Sky ha chiuso i nove mesi dell’anno fiscale 2015-2016 con ricavi in crescita del 5% a 8,715 miliardi di sterline e un utile operativo salito del 12% pari a 1,143 miliardi di sterline. In Italia i ricavi del periodo sono stati pari a 1,475 miliardi di sterline (-2%) e l’utile operativo è sceso del 49% a 22 milioni di sterline. In lieve aumento gli abbonati che al 31 marzo sono 4 milioni 734 mila rispetto ai 4 milioni 700 mila di dicembre (4 milioni 746 al 31 marzo 2015).

Resta stabile a 42 euro la spesa media mensile per cliente mentre peggiora la percentuale di abbandono che sale all’11% (9,9% nel trimestre precedente). Sky precisa che la contrazione dell’utile operativo è dovuta, oltre che all’andamento dei ricavi, ad un investimento tecnologico pari a 16 milioni di sterline (20,3 milioni di euro) che ha portato nelle case degli abbonati italiani Sky Box Sets, che da marzo offre la possibilità si vedere le stagioni complete delle serie tv.

“E’ stato un altro trimestre positivo per Sky – ha commentato il ceo Jeremy Darroch -. La strategia di ampliare il nostro business espandendoci in nuovi mercati e in nuovi segmenti di clientela, ha portato ulteriori risultati finanziari eccellenti con ricavi aumentati del 5% e un incremento in doppia cifra nei profitti”.

“Questi numeri – si legge nella nota – proseguono la positiva e duratura performance finanziaria che ci ha visti registrare una crescita dei ricavi di circa il 5% in ognuno degli ultimi cinque anni con un incremento cumulato dei profitti di oltre il 50%”. Gli abbonati retail totali di Sky a livello europeo sono 21,654 milioni a fine marzo in aumento rispetto ai 21,477 milioni di fine dicembre.
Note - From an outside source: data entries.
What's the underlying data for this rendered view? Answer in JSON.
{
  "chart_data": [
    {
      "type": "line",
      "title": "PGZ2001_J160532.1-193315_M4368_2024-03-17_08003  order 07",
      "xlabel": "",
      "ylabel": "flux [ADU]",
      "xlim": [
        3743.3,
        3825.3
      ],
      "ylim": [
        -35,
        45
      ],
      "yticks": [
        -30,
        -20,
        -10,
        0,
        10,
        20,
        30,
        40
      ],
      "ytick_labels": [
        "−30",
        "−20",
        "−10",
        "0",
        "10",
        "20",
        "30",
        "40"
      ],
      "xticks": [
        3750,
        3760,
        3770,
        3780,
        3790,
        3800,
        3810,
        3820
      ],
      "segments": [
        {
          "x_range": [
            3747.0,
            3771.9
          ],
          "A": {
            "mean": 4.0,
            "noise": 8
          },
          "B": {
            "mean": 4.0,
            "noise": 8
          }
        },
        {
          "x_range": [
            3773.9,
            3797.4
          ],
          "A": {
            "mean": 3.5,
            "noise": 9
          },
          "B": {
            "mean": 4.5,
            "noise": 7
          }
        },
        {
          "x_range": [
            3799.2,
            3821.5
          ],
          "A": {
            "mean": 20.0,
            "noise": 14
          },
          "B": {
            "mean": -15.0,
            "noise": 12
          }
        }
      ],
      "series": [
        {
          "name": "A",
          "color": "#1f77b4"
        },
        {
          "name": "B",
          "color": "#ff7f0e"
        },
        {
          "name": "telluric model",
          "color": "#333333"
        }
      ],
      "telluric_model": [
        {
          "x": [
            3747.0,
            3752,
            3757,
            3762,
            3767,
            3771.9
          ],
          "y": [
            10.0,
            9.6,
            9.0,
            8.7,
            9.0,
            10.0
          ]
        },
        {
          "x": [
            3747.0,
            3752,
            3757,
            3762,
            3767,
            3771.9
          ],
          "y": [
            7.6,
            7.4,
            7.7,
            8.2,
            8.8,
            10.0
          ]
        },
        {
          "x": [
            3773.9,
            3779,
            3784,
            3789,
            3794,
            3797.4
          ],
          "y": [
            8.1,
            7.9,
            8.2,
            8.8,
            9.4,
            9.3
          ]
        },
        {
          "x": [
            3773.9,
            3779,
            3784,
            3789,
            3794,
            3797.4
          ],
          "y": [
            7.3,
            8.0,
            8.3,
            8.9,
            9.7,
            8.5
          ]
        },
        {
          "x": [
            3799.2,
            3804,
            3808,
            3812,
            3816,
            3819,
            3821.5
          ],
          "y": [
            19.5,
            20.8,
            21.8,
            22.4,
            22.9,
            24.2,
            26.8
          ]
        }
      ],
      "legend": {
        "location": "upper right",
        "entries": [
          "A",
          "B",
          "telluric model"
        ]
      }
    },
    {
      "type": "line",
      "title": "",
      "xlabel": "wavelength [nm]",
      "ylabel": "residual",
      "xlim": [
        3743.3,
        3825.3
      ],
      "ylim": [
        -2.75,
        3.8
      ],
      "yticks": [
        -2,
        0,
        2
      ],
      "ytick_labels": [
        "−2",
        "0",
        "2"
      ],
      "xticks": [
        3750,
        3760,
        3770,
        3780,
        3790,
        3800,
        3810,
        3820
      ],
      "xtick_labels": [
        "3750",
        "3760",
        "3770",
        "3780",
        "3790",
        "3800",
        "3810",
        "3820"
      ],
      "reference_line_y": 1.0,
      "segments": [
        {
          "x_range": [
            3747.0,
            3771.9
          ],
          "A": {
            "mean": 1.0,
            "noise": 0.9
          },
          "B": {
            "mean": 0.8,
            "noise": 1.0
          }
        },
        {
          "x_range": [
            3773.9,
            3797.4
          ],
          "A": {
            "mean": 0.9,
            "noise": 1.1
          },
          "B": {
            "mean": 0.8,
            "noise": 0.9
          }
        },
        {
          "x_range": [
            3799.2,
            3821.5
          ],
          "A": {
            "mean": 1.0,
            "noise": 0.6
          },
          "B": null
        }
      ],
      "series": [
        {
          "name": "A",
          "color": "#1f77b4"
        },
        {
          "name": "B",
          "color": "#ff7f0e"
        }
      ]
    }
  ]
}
La crescita arriva soprattutto dalla Germania a +10% a 1,079 miliardi e Regno Unito e Irlanda con +70mila clienti nel trimestre e una crescita del +6% a 6,16 miliardi.

“Le nostre attività commerciali continuano a crescere con entrate che toccano il +18% e le revenue adv arrivano a toccare  il +7% – riporta la nota -. I ricavi pubblicitari sono stati potenziati dalla forte performance di tv 8 in Italia, dalla crescita di abbonati in Germania e dal continuo successo di SkyAdsmart nel Regno Unito”.